Filming took place over two months in Paris in the summer of 2010. The film premiered on the closing night of the Locarno International Film Festival on 13 August 2011. It was released on DVD on 19 March 2013.

==Plot==
Jean (Bedos) is a romantic revolutionary, yet enjoys the spoils of a bourgeois lifestyle with his wife, Annie (Chaplin). Annie is a retired psychologist, who complains about not being able to see enough of her children and assorted grandchildren. Albert (Richard) is showing increasing signs of dementia; his energetic American wife Jeanne (Fonda) is a former university lecturer who is suffering from cancer but who assures her husband that she is cured, yet shops for a brightly colored coffin.

Widower Claude (Rich) is an aging womanizer with an appetite for pursuits with prostitutes. Knowing how lonely he is at home alone after a previous heart attack, Jean suggests that the five friends should live together in their house, an idea that appalls Annie. Claude suffers another heart attack from walking up too many flights of stairs, on the way to visiting one of his lady friends. Albert is also hospitalized after his beloved dog knocks him down during a walk, though he claims he slipped on the sidewalk. Unable to see his dog be given away, Jeanne and Albert hire Dirk (Brühl), a German ethnology student, to walk him instead.
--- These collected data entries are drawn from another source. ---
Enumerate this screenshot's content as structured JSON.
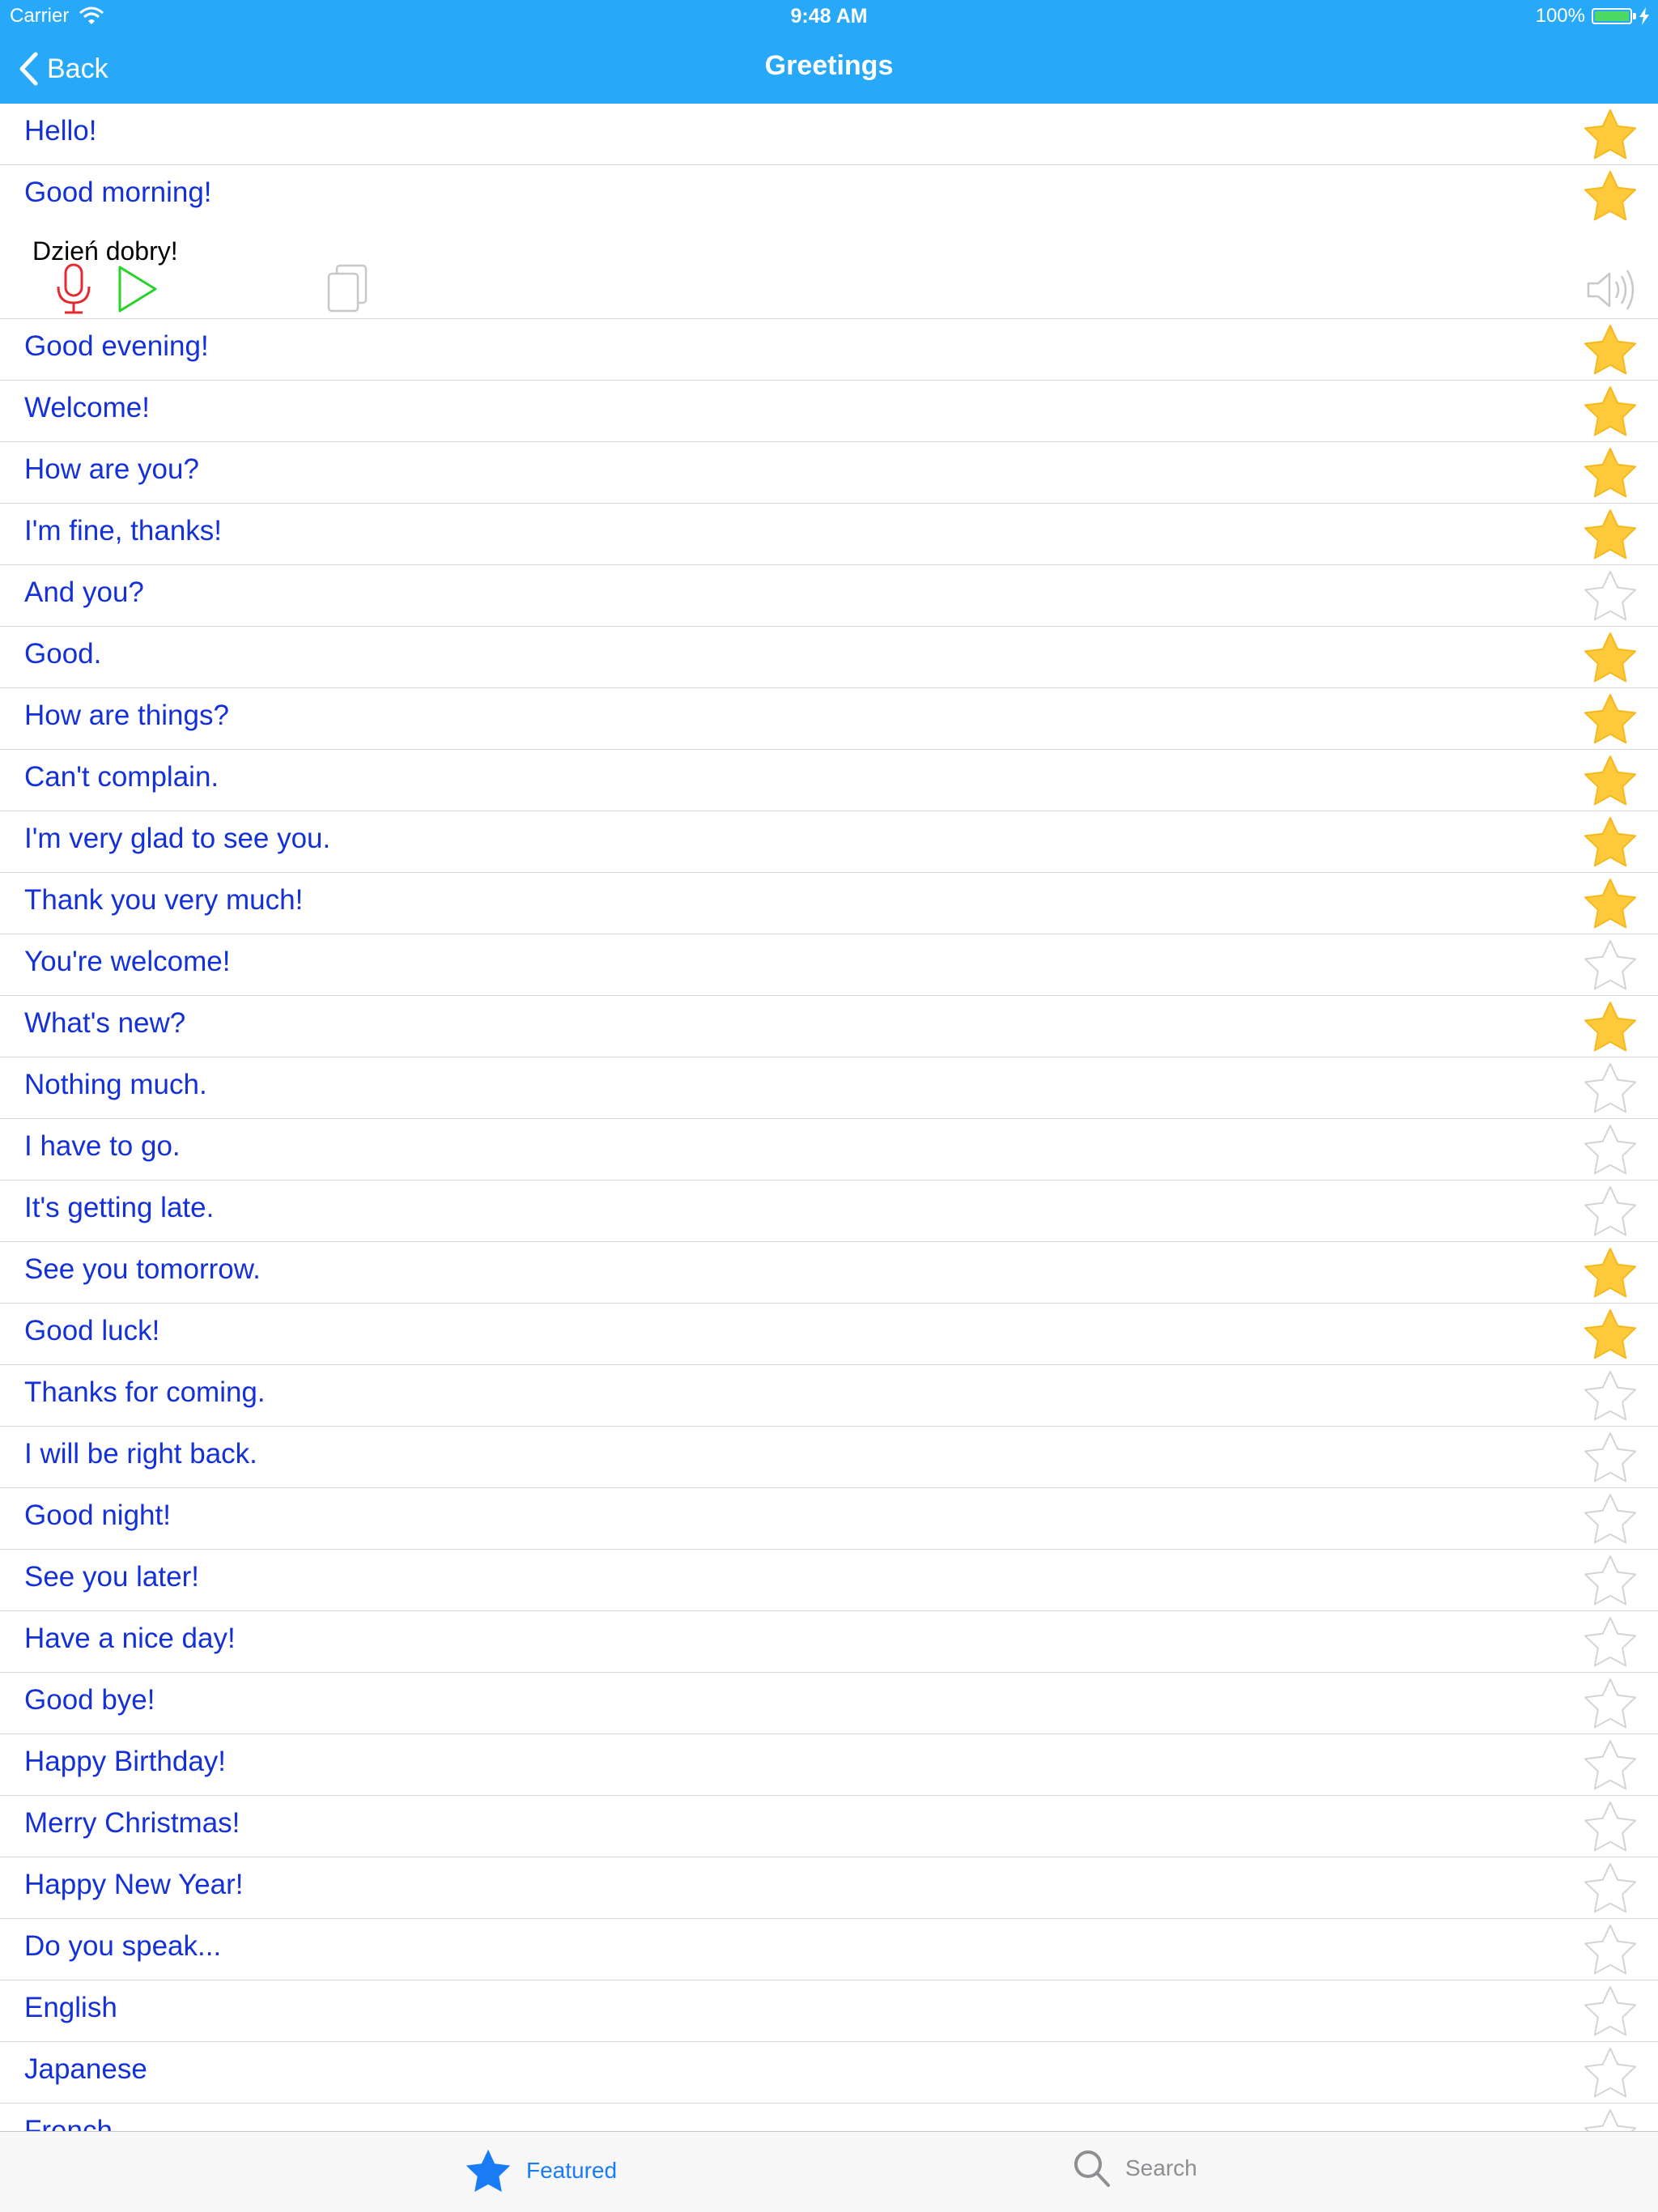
{
  "status_bar": {
    "carrier": "Carrier",
    "time": "9:48 AM",
    "battery": "100%"
  },
  "nav": {
    "back_label": "Back",
    "title": "Greetings"
  },
  "colors": {
    "accent": "#28a8f8",
    "phrase_text": "#1430d8",
    "star_fill": "#ffc93c",
    "star_outline": "#d4d4d4",
    "tab_active": "#1a7cf5",
    "tab_inactive": "#8e8e93"
  },
  "expanded": {
    "translation": "Dzień dobry!",
    "icons": [
      "microphone-icon",
      "play-icon",
      "copy-icon",
      "speaker-icon"
    ]
  },
  "phrases": [
    {
      "text": "Hello!",
      "starred": true
    },
    {
      "text": "Good morning!",
      "starred": true
    },
    {
      "text": "Good evening!",
      "starred": true
    },
    {
      "text": "Welcome!",
      "starred": true
    },
    {
      "text": "How are you?",
      "starred": true
    },
    {
      "text": "I'm fine, thanks!",
      "starred": true
    },
    {
      "text": "And you?",
      "starred": false
    },
    {
      "text": "Good.",
      "starred": true
    },
    {
      "text": "How are things?",
      "starred": true
    },
    {
      "text": "Can't complain.",
      "starred": true
    },
    {
      "text": "I'm very glad to see you.",
      "starred": true
    },
    {
      "text": "Thank you very much!",
      "starred": true
    },
    {
      "text": "You're welcome!",
      "starred": false
    },
    {
      "text": "What's new?",
      "starred": true
    },
    {
      "text": "Nothing much.",
      "starred": false
    },
    {
      "text": "I have to go.",
      "starred": false
    },
    {
      "text": "It's getting late.",
      "starred": false
    },
    {
      "text": "See you tomorrow.",
      "starred": true
    },
    {
      "text": "Good luck!",
      "starred": true
    },
    {
      "text": "Thanks for coming.",
      "starred": false
    },
    {
      "text": "I will be right back.",
      "starred": false
    },
    {
      "text": "Good night!",
      "starred": false
    },
    {
      "text": "See you later!",
      "starred": false
    },
    {
      "text": "Have a nice day!",
      "starred": false
    },
    {
      "text": "Good bye!",
      "starred": false
    },
    {
      "text": "Happy Birthday!",
      "starred": false
    },
    {
      "text": "Merry Christmas!",
      "starred": false
    },
    {
      "text": "Happy New Year!",
      "starred": false
    },
    {
      "text": "Do you speak...",
      "starred": false
    },
    {
      "text": "English",
      "starred": false
    },
    {
      "text": "Japanese",
      "starred": false
    },
    {
      "text": "French",
      "starred": false
    }
  ],
  "tabbar": {
    "featured_label": "Featured",
    "search_label": "Search"
  }
}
After seeing the sad conditions of Claude's retirement home, the friends decide to move in together on Jean's suggestion. Dirk, who has changed his thesis to reflect the condition of France's aging population, moves in with them as a caregiver. Meanwhile, Annie prepares to build a pool on her property in the hopes that it will attract her grandchildren. Jeanne becomes frustrated at Albert's worsening condition as he begins to forget that he is living with his friends instead of at his own home. Albert also speaks with Jeanne's doctor, who informs him that Jeanne's latest tests indicate that her cancer is not cured, but is worsening.

Jeanne strikes up a friendship with Dirk, giving him advice on troubles with his girlfriend and telling him that life is short and that he should be with someone who is more his type. She also reveals that she had a lover in the past, but is still good friends with him. One day she tells Albert that she is going out to walk the dog with him. Albert acknowledges this, yet forgets and goes off to find her, leaving the bath running. He finds them in a park together and accuses her of starting a relationship with him, angering her; he also forgets who Dirk is and why he hired him. The water overflows from the tub, ruining Annie's precious furniture, yet Albert does not know why she's upset.

Later, Albert brings Dirk along to help him with opening some old trunks. Accidentally finding Claude's things instead, Albert discovers that Claude had been having an affair with both Annie and Jeanne forty years earlier. He reveals this to Jean, who doesn't believe him until he accuses Annie and she confesses. Jean confronts Claude in the unfinished pool during dinner and threatens him with a knife, and Jeanne faints when she hears that Claude had also been having an affair with Annie. The friends make up that night while Jeanne is bedridden.

The next morning, the friends drink champagne and Jeanne succumbs to her illness shortly after. She is buried in a bright pink coffin, and, as per her requests, the surviving friends leave their champagne glasses on it. The pool is filled shortly after and Annie's grandchildren are finally spending time with her and Jean. Claude finds Dirk having sex with a new part-time caregiver, a girl Jeanne hired who is more of Dirk's type. Before they can toast to the new assistant, a confused Albert wanders in, asking after Jeanne; he still believes her to be alive. The film ends on a melancholy note as the friends and Dirk wander through the streets with Albert, calling Jeanne's name.

==Cast==
- Jane Fonda as Jeanne
- Daniel Brühl as Dirk
- Geraldine Chaplin as Annie
- Pierre Richard as Albert
- Claude Rich as Claude
- Guy Bedos as Jean
- Camino Texeira as Maria
- Gustave Kervern as The seller of funeral pumps

==Reception==
On review aggregator website Rotten Tomatoes, the film holds an approval rating of 68% based on 19 reviews, with an average rating of 6.30/10.